Época negra que deixou marcas irrecuperáveis neste pais de gentinha pequenina, mesquinha, preconceitoozinha e supersticiozinha...

efe disse...

Eu diria antes, o estigma do catolicismo, Bartolomeu. Esses fazedores de "gentinha pequenina, mesquinha, preconceitoozinha e supersticiozinha", gente que prontamente adopta a resignação e aprende a aguardar a intervenção da divina providência. Era fácil de ver que tais conceitos medravam facilmente em povos da periferia, longe do caldeirão das ideias, dos conflitos e das revoluções centro europeias, motores do confronto, da reforma das ideias, da ousadia e do progresso. E vingaram, neste jardinzito litorâneo. Hoje, manifestam-se nos cultos da mediania (leia-se mediocridade), escorada na emergência do imediato, do fútil e banal, dos preconceitos exacerbados, do afastamento do bom senso colectivo e dos valores éticos, e envenenam a seiva que alimenta a sociedade. Assiste-se à “derrocada mental” da civilização, sem que esta tenha percorrido a parte maior do percurso que consegue/conseguia projectar. Os sonhos, que antes eram vislumbres de aspiração para o futuro, que comandavam vidas são, hoje, coisa para consumo e consolo imediato.
E vá de atear mais fogueiras em festas folguedos e modernos autos de fé.
Assim vai girando a roda.
;)

Bartolomeu disse...

Lamento caro efe, mas não creio no "bom senso colectivo", quanto muito no individual e na dinâmica do universo e nas suas leis de compensação. Quando alguem nasce diminuído numa das suas faculdades, quase sempre a natureza o compensa com uma outra mais habil.
Verifica-se ao longo dos tempos e da nossa história esta constatação e confirmação. No caso da inquisição, tambem a natureza conjuntural humana, se encarregou de fazer vigorar as leis da compensação, colocando À frente dos desígnios desta nação um outro Sebastião o de Carvalho e Melo, que fudeu à fartazana todos esses parrecos abjectos.

Vieira Calado disse...

Oh, Chico!
Belo texto que você achou!
Um abraço

TheOldMan disse...

Tudos se resume a uma simples frase, Francisco de Blog - "Onde houver um homem feliz, encontrarão outro emboscado para o matar por inveja"

Nem é preciso ser católico.

Abraço.

vanus disse...

Já se sabe que a beleza é coisa do diabo; de deus só mesmo a vendo onde ela não há :)

maria_arvore disse...

Parabéns pelo lustre. :) Espero que a luz te ilumine. :)

TheOldMan disse...

Parabéns, Francisco de Blog.

Agora também já pertences ao "Clube Cinco Estrelas".

Abraço

;-)

efe disse...

maria_arvore e TheOldMan: presumo que se refiram a aniversário do blogue?! eu nem sei bem quando começou este blogue, foi algures em 2003, mas depois parou, avancei com o livejournal, depois criei mais uns 6 ou 7 blogues... acho que tenho aniversários para comemorar todos os meses.

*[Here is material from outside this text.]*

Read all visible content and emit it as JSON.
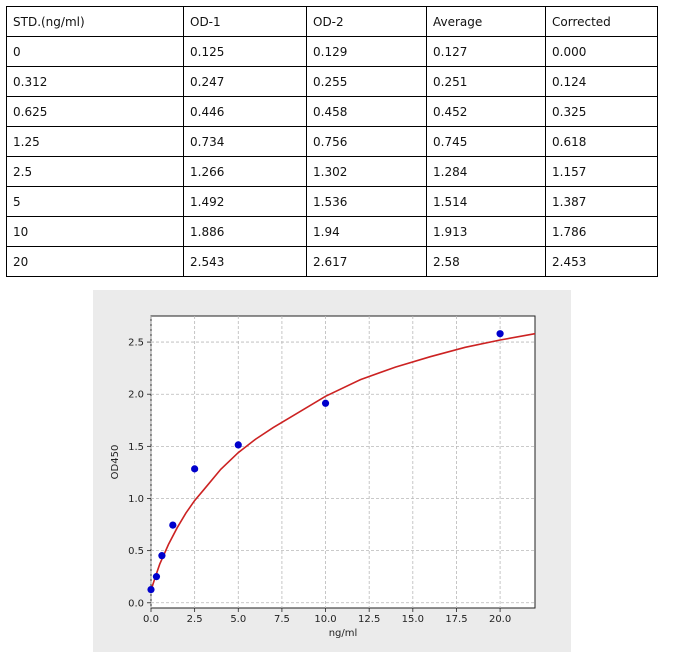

este tipo de "velhice não me diz nada, até porque não "cumpro" como bloguista. admiro quem tem paciência e arte para escrever todos os dias, ou quase, coisas interessantes.

agora desculpem mas tenho que voltar às aulas de inquisição de freiras (há que manter esta imagem de fixação pelo assunto).

[enquanto uma das mãos prende as atenções a outra opera o truque - in Manual de Ilusionistas]

;)

vanus disse...

Olha, eu vinha dar os parabéns, mas já que não ligas, também não mando beijinhos :p

efe disse...

vanus, a beijinhos ligo sempre. Obrigado pela "lembradura". Mas como é que vocês sabem dos aniversários dos blogues? Há algum calendário disso no blogspot?